You can earn some money:

You can work full-time hours if you take that extra year off before college. You may use the additional income you generate to pay for your college tuition and other costs. You can accept any hours that come your way since the requirements of a school timetable do not constrain you.


A gap year could become expensive:

Depending on your intended location and the length of your journey, expenditures are likely to rapidly add up if you want to travel during your gap year. Without careful preparation and organization, taking a gap year abroad might have a significant financial impact on you. If money is a problem for you, consider if this will be a sensible investment for you.

A gap year requires substantial planning:

The secret to a successful gap year is careful planning. Everybody will have a different strategy for going about it and what will happen after a gap year. If you want to learn something in your gap year, how well you plan it will significantly affect how your experience is shaped. But planning is not always an easy task. One must factor in goals, interests, expenses, location, getting back to college, and more.
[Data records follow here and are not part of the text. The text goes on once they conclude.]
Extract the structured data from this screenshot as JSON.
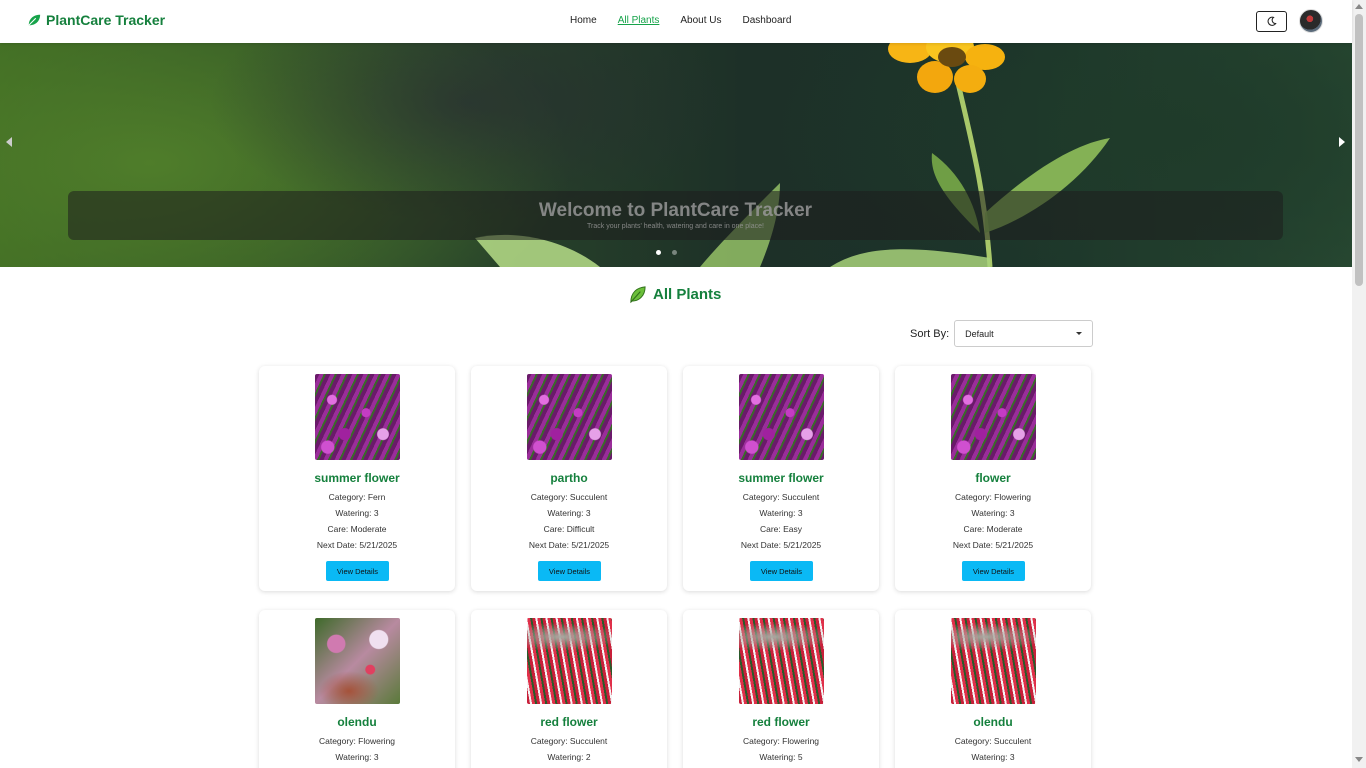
{
  "navbar": {
    "brand": "PlantCare Tracker",
    "links": [
      {
        "label": "Home",
        "active": false
      },
      {
        "label": "All Plants",
        "active": true
      },
      {
        "label": "About Us",
        "active": false
      },
      {
        "label": "Dashboard",
        "active": false
      }
    ],
    "theme_toggle_icon": "moon-icon",
    "avatar_icon": "user-avatar"
  },
  "hero": {
    "title": "Welcome to PlantCare Tracker",
    "subtitle": "Track your plants' health, watering and care in one place!",
    "slide_count": 2,
    "active_slide": 0
  },
  "section": {
    "title": "All Plants",
    "icon": "leaf-icon"
  },
  "sort": {
    "label": "Sort By:",
    "selected": "Default"
  },
  "plants": [
    {
      "name": "summer flower",
      "category": "Category: Fern",
      "watering": "Watering: 3",
      "care": "Care: Moderate",
      "next": "Next Date: 5/21/2025",
      "button": "View Details",
      "image": "purple-flowers"
    },
    {
      "name": "partho",
      "category": "Category: Succulent",
      "watering": "Watering: 3",
      "care": "Care: Difficult",
      "next": "Next Date: 5/21/2025",
      "button": "View Details",
      "image": "purple-flowers"
    },
    {
      "name": "summer flower",
      "category": "Category: Succulent",
      "watering": "Watering: 3",
      "care": "Care: Easy",
      "next": "Next Date: 5/21/2025",
      "button": "View Details",
      "image": "purple-flowers"
    },
    {
      "name": "flower",
      "category": "Category: Flowering",
      "watering": "Watering: 3",
      "care": "Care: Moderate",
      "next": "Next Date: 5/21/2025",
      "button": "View Details",
      "image": "purple-flowers"
    },
    {
      "name": "olendu",
      "category": "Category: Flowering",
      "watering": "Watering: 3",
      "image": "garden-path"
    },
    {
      "name": "red flower",
      "category": "Category: Succulent",
      "watering": "Watering: 2",
      "image": "red-tulips"
    },
    {
      "name": "red flower",
      "category": "Category: Flowering",
      "watering": "Watering: 5",
      "image": "red-tulips"
    },
    {
      "name": "olendu",
      "category": "Category: Succulent",
      "watering": "Watering: 3",
      "image": "red-tulips"
    }
  ]
}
Students might lose momentum and focus on college:

You are moving forward after high school. The educational opportunities that await you in college have you thrilled. You may lose that momentum if you take a year off to work. The good news is that 90% of kids who take a gap year enroll in college, so losing momentum is not usually a significant issue.
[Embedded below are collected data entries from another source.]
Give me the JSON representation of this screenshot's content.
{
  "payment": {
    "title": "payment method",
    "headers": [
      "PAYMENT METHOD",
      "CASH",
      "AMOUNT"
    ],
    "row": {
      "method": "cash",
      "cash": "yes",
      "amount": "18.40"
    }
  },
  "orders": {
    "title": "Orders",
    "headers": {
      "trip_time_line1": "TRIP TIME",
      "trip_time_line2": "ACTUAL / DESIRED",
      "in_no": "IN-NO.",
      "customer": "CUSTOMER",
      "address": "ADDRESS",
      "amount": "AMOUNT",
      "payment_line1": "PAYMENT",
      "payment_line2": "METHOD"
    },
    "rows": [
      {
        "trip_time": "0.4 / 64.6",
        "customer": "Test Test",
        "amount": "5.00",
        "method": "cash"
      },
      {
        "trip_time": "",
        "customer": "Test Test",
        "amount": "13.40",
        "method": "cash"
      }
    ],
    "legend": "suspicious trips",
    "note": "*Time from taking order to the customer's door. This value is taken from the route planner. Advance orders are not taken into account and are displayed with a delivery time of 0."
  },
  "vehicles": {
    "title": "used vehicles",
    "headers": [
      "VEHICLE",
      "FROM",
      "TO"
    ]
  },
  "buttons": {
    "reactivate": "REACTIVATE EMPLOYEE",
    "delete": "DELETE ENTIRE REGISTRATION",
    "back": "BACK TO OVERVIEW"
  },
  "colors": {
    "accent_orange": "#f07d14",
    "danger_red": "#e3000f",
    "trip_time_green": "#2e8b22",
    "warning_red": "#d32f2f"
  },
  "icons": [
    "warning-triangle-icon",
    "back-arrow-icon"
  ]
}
You will be a year behind:

This may prove to be a very challenging drawback for many. You will need to consider that by the time you arrive at university, many of your close friends will already have adjusted well to college. Additionally, taking a year off might add extra time to a potentially drawn-out educational process, preventing you from getting a head start in your profession.

It could be risky:

Taking a gap year is risky for several reasons, just like most things in life. It is ultimately up to you, but you might run the danger of all the negative aspects listed above and much more. Whatever you decide, remember that taking a gap year, especially if you spend some time traveling overseas, will change your life.

Wrap up about
Gap Year

Contrary to what some believe, students can gain a lot by taking a gap year before college. They can benefit from opportunities to build new life skills, such as enhancing soft skills, discovering a secret passion, and learning a new language and culture. Additionally, experience and exposure may help students prepare for college by increasing their financial literacy and helping them avoid academic fatigue so that when they return to school, they are better than ever, ready to study and handle obligations. Finally, by pursuing their hobbies and improving job happiness, students can benefit from personal growth. Conclusively, kids may gain a lot from a gap year before college since they gain new life skills, get ready for college, and go through personal development.